Richard Roy France (April 6, 1879 - April 19, 1953) was an American football guard who played for the University of Michigan in 1898 and 1899.
France was born in Decatur, Indiana, in 1879. He was the son of John T. France, a lawyer, and Belle France.
France enrolled at the University of Michigan where he played for the Michigan Wolverines football team. He was selected as a first-team All-American in 1899 by the Philadelphia Inquirer, and was a consensus All-Western player that year. France played on the 1898 Michigan Wolverines football team that won the school's first Western Conference championship, outscoring opponents 205-26 with a perfect 10-0 record. He also played on the 1899 Michigan team that outscored opponents 176-43 and compiled an 8-2 record.
France gained press coverage for his role in the 1899 game against the Wisconsin Badgers that decided the Western Conference championship. Wisconsin was led that year by Pat O'Dea, considered the greatest kicker in the history of the game to that time. The game was played in Chicago on Thanksgiving Day in front of a crowd of 18,000, the largest crowd to that date to watch a football game west of Philadelphia. Wisconsin took an 11-0 lead in the game, largely through the play of O'Dea. There were reports that Michigan's strategy was to put O'Dea out of the game, and he was subjected to a number of rough hits by France and William Cunningham. On one play, France "came into him like a battering ram after he had punted the ball." O'Dea warned France that if he did it again "there would be trouble." After another punt, France came for O'Dea again, an O'Dea slugged him in the face. A Wisconsin newspaper account described the incident as follows:
"Meantime O'Dea had been laying out France, hitting him with such force that the big guard was stretched out and but for the time gained through the wrangle at the end of the goal line and the speedy ending of the half, would hardly have been able to continue playing. O'Dea claimed that the knockout blow was accidental."

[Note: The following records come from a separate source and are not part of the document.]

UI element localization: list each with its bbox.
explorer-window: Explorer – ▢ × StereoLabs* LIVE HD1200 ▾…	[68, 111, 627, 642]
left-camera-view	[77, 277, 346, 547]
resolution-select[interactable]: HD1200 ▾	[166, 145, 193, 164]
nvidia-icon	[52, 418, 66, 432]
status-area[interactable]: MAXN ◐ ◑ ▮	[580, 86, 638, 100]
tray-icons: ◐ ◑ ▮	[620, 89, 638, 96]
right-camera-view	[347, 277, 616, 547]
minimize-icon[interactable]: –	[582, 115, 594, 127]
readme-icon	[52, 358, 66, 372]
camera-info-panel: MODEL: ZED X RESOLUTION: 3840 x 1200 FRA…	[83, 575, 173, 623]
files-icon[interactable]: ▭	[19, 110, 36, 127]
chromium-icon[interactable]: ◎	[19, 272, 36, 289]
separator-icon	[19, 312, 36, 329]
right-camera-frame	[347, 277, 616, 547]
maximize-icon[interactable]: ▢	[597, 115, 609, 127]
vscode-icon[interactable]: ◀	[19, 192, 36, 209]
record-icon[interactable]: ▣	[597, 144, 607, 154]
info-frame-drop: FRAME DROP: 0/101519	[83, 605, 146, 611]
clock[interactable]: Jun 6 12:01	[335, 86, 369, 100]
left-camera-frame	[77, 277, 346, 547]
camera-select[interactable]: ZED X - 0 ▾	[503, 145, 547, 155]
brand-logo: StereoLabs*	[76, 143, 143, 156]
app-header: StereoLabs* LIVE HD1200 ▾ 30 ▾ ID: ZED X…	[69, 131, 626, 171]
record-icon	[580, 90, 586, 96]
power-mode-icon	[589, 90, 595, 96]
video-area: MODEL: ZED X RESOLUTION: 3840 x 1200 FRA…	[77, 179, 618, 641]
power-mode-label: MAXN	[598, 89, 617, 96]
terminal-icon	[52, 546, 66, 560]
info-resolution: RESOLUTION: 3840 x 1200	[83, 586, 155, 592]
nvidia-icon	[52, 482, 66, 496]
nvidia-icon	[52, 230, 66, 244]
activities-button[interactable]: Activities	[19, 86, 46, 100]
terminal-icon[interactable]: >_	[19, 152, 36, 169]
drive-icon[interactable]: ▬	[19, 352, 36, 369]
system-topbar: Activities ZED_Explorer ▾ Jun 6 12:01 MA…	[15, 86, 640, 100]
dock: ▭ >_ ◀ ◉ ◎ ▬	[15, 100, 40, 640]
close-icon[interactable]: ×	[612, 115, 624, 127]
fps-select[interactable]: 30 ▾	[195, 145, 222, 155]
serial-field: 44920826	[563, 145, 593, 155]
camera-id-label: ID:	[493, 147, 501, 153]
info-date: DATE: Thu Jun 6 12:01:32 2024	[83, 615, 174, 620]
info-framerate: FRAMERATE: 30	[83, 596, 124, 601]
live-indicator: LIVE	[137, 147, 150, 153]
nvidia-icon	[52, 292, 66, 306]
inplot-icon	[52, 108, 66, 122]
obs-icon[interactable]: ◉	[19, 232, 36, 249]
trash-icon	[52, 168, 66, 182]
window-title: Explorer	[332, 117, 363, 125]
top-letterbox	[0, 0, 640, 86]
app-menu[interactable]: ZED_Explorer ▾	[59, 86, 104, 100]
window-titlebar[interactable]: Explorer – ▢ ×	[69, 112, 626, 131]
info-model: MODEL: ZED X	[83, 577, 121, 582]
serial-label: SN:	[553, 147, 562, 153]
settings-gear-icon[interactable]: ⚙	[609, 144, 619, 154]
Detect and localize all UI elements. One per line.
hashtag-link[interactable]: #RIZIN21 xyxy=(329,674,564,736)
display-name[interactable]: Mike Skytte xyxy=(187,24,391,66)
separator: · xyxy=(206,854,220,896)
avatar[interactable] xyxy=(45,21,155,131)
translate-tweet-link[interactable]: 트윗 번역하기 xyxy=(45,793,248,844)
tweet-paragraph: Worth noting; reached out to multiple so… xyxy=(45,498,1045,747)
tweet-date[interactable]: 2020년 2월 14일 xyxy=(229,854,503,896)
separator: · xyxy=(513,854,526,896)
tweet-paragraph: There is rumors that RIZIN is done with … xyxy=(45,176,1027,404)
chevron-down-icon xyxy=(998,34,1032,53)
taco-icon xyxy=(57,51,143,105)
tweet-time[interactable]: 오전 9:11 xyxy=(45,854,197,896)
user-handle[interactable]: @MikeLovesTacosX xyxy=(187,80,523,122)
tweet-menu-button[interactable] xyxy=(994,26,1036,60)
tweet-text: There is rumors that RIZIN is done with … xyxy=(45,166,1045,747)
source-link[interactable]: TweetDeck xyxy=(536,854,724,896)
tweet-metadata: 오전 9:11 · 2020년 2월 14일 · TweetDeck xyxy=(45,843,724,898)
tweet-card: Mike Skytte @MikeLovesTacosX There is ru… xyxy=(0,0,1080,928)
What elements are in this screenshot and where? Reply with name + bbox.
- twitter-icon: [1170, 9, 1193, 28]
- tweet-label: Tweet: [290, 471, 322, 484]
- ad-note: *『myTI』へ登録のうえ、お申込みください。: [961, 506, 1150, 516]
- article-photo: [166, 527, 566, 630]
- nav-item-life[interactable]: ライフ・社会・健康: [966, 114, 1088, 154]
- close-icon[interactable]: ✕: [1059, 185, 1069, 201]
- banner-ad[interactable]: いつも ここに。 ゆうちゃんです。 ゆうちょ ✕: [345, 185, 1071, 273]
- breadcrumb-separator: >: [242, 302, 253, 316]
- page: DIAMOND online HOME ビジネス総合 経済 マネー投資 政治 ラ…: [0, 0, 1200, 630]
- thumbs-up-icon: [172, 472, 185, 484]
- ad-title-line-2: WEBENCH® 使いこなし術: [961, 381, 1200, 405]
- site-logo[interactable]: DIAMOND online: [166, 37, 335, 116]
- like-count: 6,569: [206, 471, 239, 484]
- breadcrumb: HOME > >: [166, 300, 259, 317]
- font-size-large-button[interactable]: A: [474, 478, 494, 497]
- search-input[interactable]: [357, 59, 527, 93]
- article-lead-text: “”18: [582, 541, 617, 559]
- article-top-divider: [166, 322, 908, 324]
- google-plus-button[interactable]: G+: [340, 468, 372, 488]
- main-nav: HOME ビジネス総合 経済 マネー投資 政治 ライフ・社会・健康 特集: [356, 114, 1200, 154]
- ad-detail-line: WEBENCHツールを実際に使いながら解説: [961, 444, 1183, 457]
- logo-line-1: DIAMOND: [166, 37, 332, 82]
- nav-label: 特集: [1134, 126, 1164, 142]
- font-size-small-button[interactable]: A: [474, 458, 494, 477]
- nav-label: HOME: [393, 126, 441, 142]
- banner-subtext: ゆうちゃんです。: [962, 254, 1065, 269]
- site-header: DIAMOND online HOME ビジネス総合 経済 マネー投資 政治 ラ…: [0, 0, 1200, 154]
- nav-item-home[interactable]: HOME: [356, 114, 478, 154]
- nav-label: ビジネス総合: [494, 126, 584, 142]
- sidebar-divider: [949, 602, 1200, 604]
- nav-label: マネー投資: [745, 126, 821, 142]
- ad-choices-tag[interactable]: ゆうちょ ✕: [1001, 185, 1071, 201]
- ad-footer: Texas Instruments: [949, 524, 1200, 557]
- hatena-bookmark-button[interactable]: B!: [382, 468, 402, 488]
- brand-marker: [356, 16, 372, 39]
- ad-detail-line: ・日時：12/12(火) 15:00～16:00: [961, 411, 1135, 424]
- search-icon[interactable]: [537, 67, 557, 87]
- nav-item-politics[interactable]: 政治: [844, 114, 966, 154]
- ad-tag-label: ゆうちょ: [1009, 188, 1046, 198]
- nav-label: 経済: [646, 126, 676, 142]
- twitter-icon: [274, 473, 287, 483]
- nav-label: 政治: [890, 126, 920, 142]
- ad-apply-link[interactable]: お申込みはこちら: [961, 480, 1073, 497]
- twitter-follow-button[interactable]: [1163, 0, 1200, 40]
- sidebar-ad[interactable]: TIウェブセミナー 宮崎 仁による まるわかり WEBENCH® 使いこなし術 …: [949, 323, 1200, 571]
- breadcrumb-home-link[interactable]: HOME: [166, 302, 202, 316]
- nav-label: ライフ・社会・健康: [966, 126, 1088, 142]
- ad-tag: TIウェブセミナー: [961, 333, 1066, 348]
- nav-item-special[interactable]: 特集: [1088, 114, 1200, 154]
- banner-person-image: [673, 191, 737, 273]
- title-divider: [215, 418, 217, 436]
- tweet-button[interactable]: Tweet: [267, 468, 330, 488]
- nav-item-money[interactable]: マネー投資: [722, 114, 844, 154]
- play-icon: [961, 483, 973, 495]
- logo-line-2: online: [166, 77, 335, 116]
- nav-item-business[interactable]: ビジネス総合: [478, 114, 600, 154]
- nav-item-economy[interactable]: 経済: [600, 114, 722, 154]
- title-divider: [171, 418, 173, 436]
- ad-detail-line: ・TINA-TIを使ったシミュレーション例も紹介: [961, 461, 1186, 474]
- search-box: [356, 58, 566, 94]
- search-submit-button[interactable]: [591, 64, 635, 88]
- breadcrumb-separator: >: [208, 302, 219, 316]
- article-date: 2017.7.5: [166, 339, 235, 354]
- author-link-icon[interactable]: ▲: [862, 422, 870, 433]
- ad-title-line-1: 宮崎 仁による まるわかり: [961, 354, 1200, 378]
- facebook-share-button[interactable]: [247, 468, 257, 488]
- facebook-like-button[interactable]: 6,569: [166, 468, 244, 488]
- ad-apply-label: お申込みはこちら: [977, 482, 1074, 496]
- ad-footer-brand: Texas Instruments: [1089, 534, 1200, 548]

The game's referee saw the blow, and O'Dea was ejected from the game. Even without O'Dea, Wisconsin hung on in the second half to win the game, 17-5.
In a draft registration card completed in 1918, France listed his residence as Alliance, Ohio, and his employer as the Morgan Engineering Co. In a later draft registration card completed at the time of World War II, France list his residence as Canton, Ohio, and his occupation as the Sheriff of Stark County, Ohio. France died in 1953 at age 74 in Louisville, Ohio. He was buried in Alliance, Ohio.